When I had finished that letter this morning, dearest dearest, before I could seal it, even, (my sister did it for me ... and despatched it to the post at once) I became quite ill and so sick as to be forced to go up-stairs and throw myself on the bed. It is now six o’clock, and I feel better, and have some thoughts of breaking my fast to-day—but, first of all ... did whatever it may have been I wrote seem cross—unnecessarily angry, to you, dearest Ba? Because, I confess to having felt indignant at this sample of the evils done under the sun every day ... and as if it would be to no purpose though the whole world were peopled with Ba’s, instead of just Wimpole Street; as they would be just so many more soft cushions for the villainously-disposed to run pins into at their pleasure. Donne says that ‘Weakness invites, but silence feasts oppression.’ And it is horrible to fancy how all the oppressors in their several ranks may, if they choose, twitch back to them by the heartstrings after various modes the weak and silent whose secret they have found out. No one should profit by those qualities in me, at least. Having formed a resolution, I would keep it, I hope, through fire and water, and the threatener of any piece of rascality, who (as commonly happens) should be without the full heart to carry it into effect, should pay me exactly the same for the threat ... which had determined my conduct once and for ever. But in this particular case, I ought to have told you (unless you divined it, as you might) that I would give all I am ever to be worth in the world to get back your Flush for you—for your interest is not mine, any more than the lake is the river that goes to feed it,—mine is only made to feed yours—I am yours, as we say—as I feel more and more every minute.

Are you not mine, too? And do you not forgive your own R?

E.B.B. to R.B.

Thursday Evening.
[Post-mark, September 4, 1846.]

Ever dearest, you are not well—that is the first thing!—And that is the thing I saw first, when, opening your letter, my eyes fell on the ending sentence of it,—which disenchanted me in a moment from the hope of the day. Dearest—you have not been well for two or three days, it is plain,—and now you are very, very unwell—tell me if it is not so? I beseech you to let me hear the exact truth about you, for I am very uneasy, and it is dreadful to doubt about knowing the exact truth in all such cases.

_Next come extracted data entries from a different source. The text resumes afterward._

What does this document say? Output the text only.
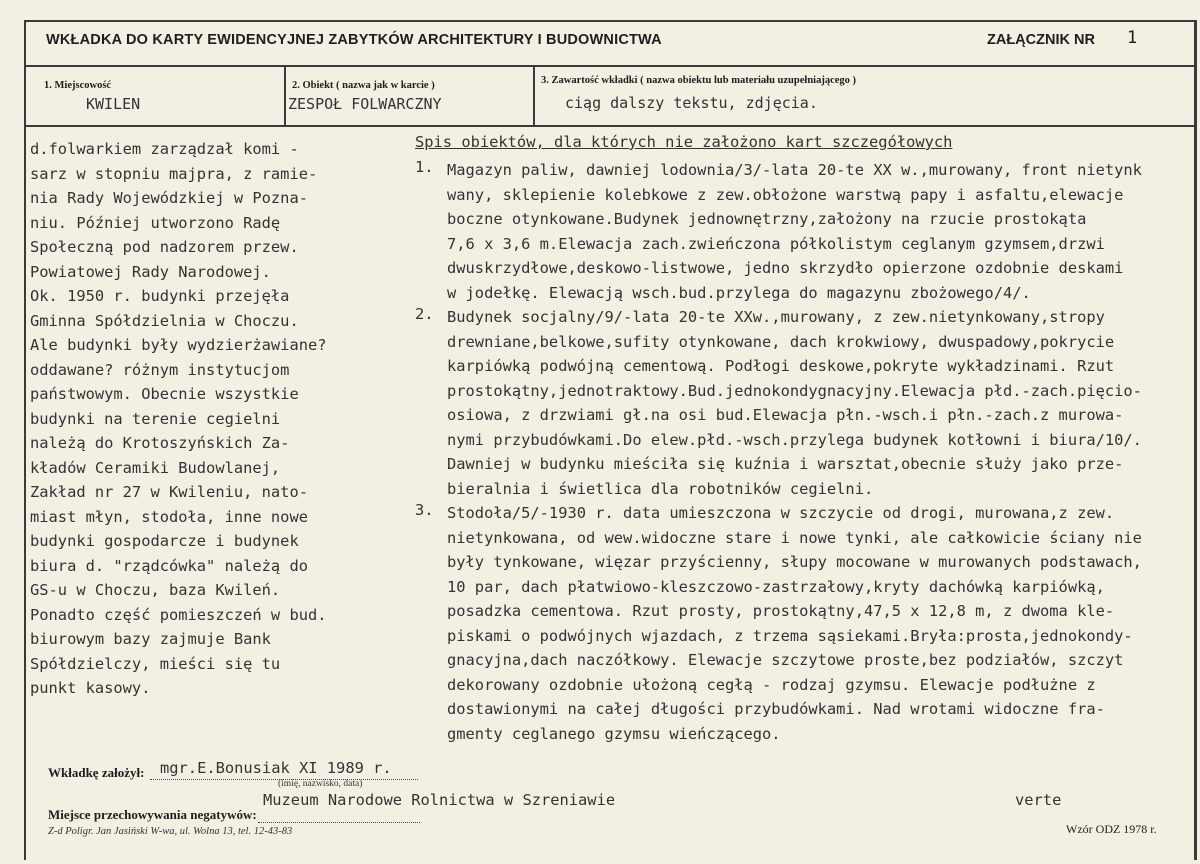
WKŁADKA DO KARTY EWIDENCYJNEJ ZABYTKÓW ARCHITEKTURY I BUDOWNICTWA	ZAŁĄCZNIK NR 1
1. Miejscowość
KWILEN
2. Obiekt ( nazwa jak w karcie )
ZESPOŁ FOLWARCZNY
3. Zawartość wkładki ( nazwa obiektu lub materiału uzupełniającego )
ciąg dalszy tekstu, zdjęcia.
d.folwarkiem zarządzał komi -
sarz w stopniu majpra, z ramie-
nia Rady Wojewódzkiej w Pozna-
niu. Później utworzono Radę
Społeczną pod nadzorem przew.
Powiatowej Rady Narodowej.
Ok. 1950 r. budynki przejęła
Gminna Spółdzielnia w Choczu.
Ale budynki były wydzierżawiane?
oddawane? różnym instytucjom
państwowym. Obecnie wszystkie
budynki na terenie cegielni
należą do Krotoszyńskich Za-
kładów Ceramiki Budowlanej,
Zakład nr 27 w Kwileniu, nato-
miast młyn, stodoła, inne nowe
budynki gospodarcze i budynek
biura d. "rządcówka" należą do
GS-u w Choczu, baza Kwileń.
Ponadto część pomieszczeń w bud.
biurowym bazy zajmuje Bank
Spółdzielczy, mieści się tu
punkt kasowy.
Spis obiektów, dla których nie założono kart szczegółowych
1. Magazyn paliw, dawniej lodownia/3/-lata 20-te XX w.,murowany, front nietynk
wany, sklepienie kolebkowe z zew.obłożone warstwą papy i asfaltu,elewacje
boczne otynkowane.Budynek jednownętrzny,założony na rzucie prostokąta
7,6 x 3,6 m.Elewacja zach.zwieńczona półkolistym ceglanym gzymsem,drzwi
dwuskrzydłowe,deskowo-listwowe, jedno skrzydło opierzone ozdobnie deskami
w jodełkę. Elewacją wsch.bud.przylega do magazynu zbożowego/4/.
2. Budynek socjalny/9/-lata 20-te XXw.,murowany, z zew.nietynkowany,stropy
drewniane,belkowe,sufity otynkowane, dach krokwiowy, dwuspadowy,pokrycie
karpiówką podwójną cementową. Podłogi deskowe,pokryte wykładzinami. Rzut
prostokątny,jednotraktowy.Bud.jednokondygnacyjny.Elewacja płd.-zach.pięcio-
osiowa, z drzwiami gł.na osi bud.Elewacja płn.-wsch.i płn.-zach.z murowa-
nymi przybudówkami.Do elew.płd.-wsch.przylega budynek kotłowni i biura/10/.
Dawniej w budynku mieściła się kuźnia i warsztat,obecnie służy jako prze-
bieralnia i świetlica dla robotników cegielni.
3. Stodoła/5/-1930 r. data umieszczona w szczycie od drogi, murowana,z zew.
nietynkowana, od wew.widoczne stare i nowe tynki, ale całkowicie ściany nie
były tynkowane, więzar przyścienny, słupy mocowane w murowanych podstawach,
10 par, dach płatwiowo-kleszczowo-zastrzałowy,kryty dachówką karpiówką,
posadzka cementowa. Rzut prosty, prostokątny,47,5 x 12,8 m, z dwoma kle-
piskami o podwójnych wjazdach, z trzema sąsiekami.Bryła:prosta,jednokondy-
gnacyjna,dach naczółkowy. Elewacje szczytowe proste,bez podziałów, szczyt
dekorowany ozdobnie ułożoną cegłą - rodzaj gzymsu. Elewacje podłużne z
dostawionymi na całej długości przybudówkami. Nad wrotami widoczne fra-
gmenty ceglanego gzymsu wieńczącego.
Wkładkę założył: mgr.E.Bonusiak XI 1989 r.
(imię, nazwisko, data)
Miejsce przechowywania negatywów:
Muzeum Narodowe Rolnictwa w Szreniawie	verte
Z-d Poligr. Jan Jasiński W-wa, ul. Wolna 13, tel. 12-43-83	Wzór ODZ 1978 r.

How everything goes against me this week! I cannot see you. I cannot comfort myself by knowing that you are well. And then poor Flush! You must let him pass as one of the evils, and you will, I know; for I have not got him back yet—no, indeed.

I should have done it. The archfiend, Taylor, the man whom you are going to spend your life in persecuting (the life that belongs to me, too!), came last night to say that they would accept six pounds, six guineas, with half a guinea for himself, considering the trouble of the mediation; and Papa desired Henry to refuse to pay, and not to tell me a word about it—all which I did not find out till this morning. Now it is less, as the money goes, than I had expected, and I was very vexed and angry, and wanted Henry to go at once and conclude the business—only he wouldn’t, talked of Papa, and persuaded me that Taylor would come to-day with a lower charge. He has not come—I knew he would not come,—and if people won’t do as I choose, I shall go down to-morrow morning myself and bring Flush back with me. All this time he is suffering and I am suffering. It may be very foolish—I do not say it is not—or it may even be ‘awful sin,’ as Mr. Boyd sends to assure me—but I cannot endure to run cruel hazards about my poor Flush for the sake of a few guineas, or even for the sake of abstract principles of justice—I cannot. You say that I cannot, ... but that you would. You would!—Ah dearest—most pattern of citizens, but you would not—I know you better. Your theory is far too good not to fall to pieces in practice. A man may love justice intensely; but the love of an abstract principle is not the strongest love—now is it? Let us consider a little, putting poor Flush out of the question. (You would bear, you say, to receive his head in a parcel—it would satisfy you to cut off Taylor’s in return). Do you mean to say that if the banditti came down on us in Italy and carried me off to the mountains, and, sending to you one of my ears, to show you my probable fate if you did not let them have ... how much may I venture to say I am worth? ... five or six scudi,—(is that reasonable at all?) ... would your answer be ‘Not so many crazie’; and would you wait, poised upon abstract principles, for the other ear, and the catastrophe,—as was done in Spain not long ago? Would you, dearest? Because it is as well to know beforehand, perhaps.

Ah—how I am teazing you, my beloved, when you are not well. But indeed that life of yours is worthy of better uses than to scourge Taylor with, even if I should not be worth the crazie.

I have seen nobody and heard nothing. I bought a pair of shoes to-day lined with flannel, to walk with on the bare floors of Italy in the winter. Is not that being practical and coming to the point? I did it indeed!

May God bless you. I love you always and am your own.